November 24, 2024
Business

New England women return to the land

CHESTER, Vt. – When Lisa Kaiman began pursuing her dream of opening a small dairy farm, she didn’t get much encouragement.

Still, the Princeton, N.J., native who first milked cows as an aspiring veterinarian was determined to make it work.

She spent some eight years working on other people’s farms, studying what she liked and didn’t like. Then she bought an old farmhouse that had no running water or electricity and started remodeling.

In 1999, she officially opened her solo operation, Jersey Girls Dairy, a farm dedicated to providing her registered Jerseys with a comfortable life.

“I can’t even tell you how many people told me it can’t be done, you can’t do it,” said Kaiman, 35, who now milks two dozen Jerseys. “Which actually is really good because I’m stubborn as a mule, and the best way to get me to do something is tell me I can’t do it.”

Kaiman is one of a growing group of northern New England women who have been changing a traditional stereotype.

According to the most recent U.S. Department of Agriculture survey, New Hampshire had the highest percentage of female-run farms in the nation as of 1997. Maine ranked 11th and Vermont was 14th.

Those figures also represented a significant regional growth from a decade ago. Female-run farms increased 57 percent during that period in Maine – the sixth largest rise nationwide.

And farms operated by women grew by 39 percent and 37 percent respectively in New Hampshire and Vermont.

The ability for women to get started in agriculture may be easier because the region’s farms already tend to be smaller, according to Vivianne Holmes with the Women’s Agricultural Network in Lisbon Falls, Maine.

“Our regular traditional farms are small here in New England, and so if women tend to want to stay small, want to stay out of debt, want to be able to handle the whole process themselves … it’s less burdensome, it’s less frightening to get into it than it would out West where you’re talking thousands of acres,” said Holmes, who has her own Buckfield farm with small livestock, pigs and chickens.

Experts believe the figures actually underestimate the role women are playing in northern New England agriculture because they don’t account for farms that women run jointly with spouses.

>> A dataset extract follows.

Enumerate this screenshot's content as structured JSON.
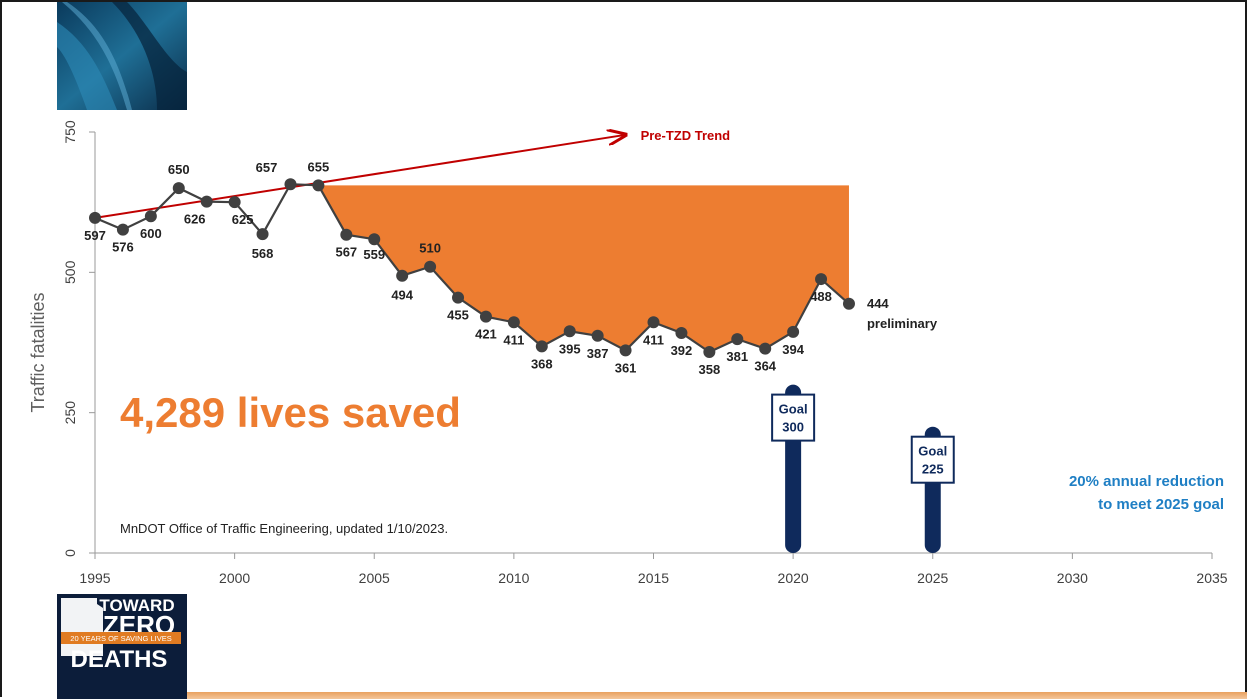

“Women really are silent partners in a lot of farms where they don’t get a lot of credit,” said Mary Peabody, director of the Women’s Agricultural Network in Berlin, Vt.

They’re now stepping out of supporting roles in increasing numbers, said Peabody, whose organization offers workshops and support services.

“Women have money now that they haven’t had in past generations that they’re able to invest in their business,” she explained. “They have access to education; more and more young women every year are going through and getting college educations in animal sciences, and plant and soil sciences.”

Jennifer Mayo, 53, started Arbutus Hill Farm in Meredith, N.H., about eight years ago. She’d earned a master’s degree in environmental resource management, and knew she wanted to live and work off the land.

“If you’re a female farmer, I think you have to accept the fact that it is not the norm,” said Mayo, whose 50-acre farm now sells pork, lamb and organic vegetables. “A lot of the farming community is very traditional and if you’re a woman without a mate, I think it’s even harder.”

Mayo later started the Beginner Farmers of New Hampshire, a group with three-quarters female membership, to help other new farmers network with one another.

“I think it’s a process, and you just have to be patient and just keep reassuring people that you really are serious, and you have some very specific goals and you keep plugging away and you don’t let anyone discourage you,” she said.

Some farmers like Martha Izzi entered into agriculture after long careers in other sectors. Izzi, 63, a former federal employee, began keeping animals on her Shrewsbury, Vt., farm in 1986 and initially commuted up every weekend from Boston.

Izzi’s taken to farming in a serious way – she now lives there full time and raises sheep, goats and chickens, alongside her husband, a horticulturist.

“We both have found our callings in some ways,” Izzi said.

Demographic forces also are contributing to the rise in female-run farms around northern New England.

“As the average age of farmers increases, just by virtue of the fact that women live longer than men, women will inherit a substantial amount of farmland that they’re responsible for being the decision makers for,” Peabody said.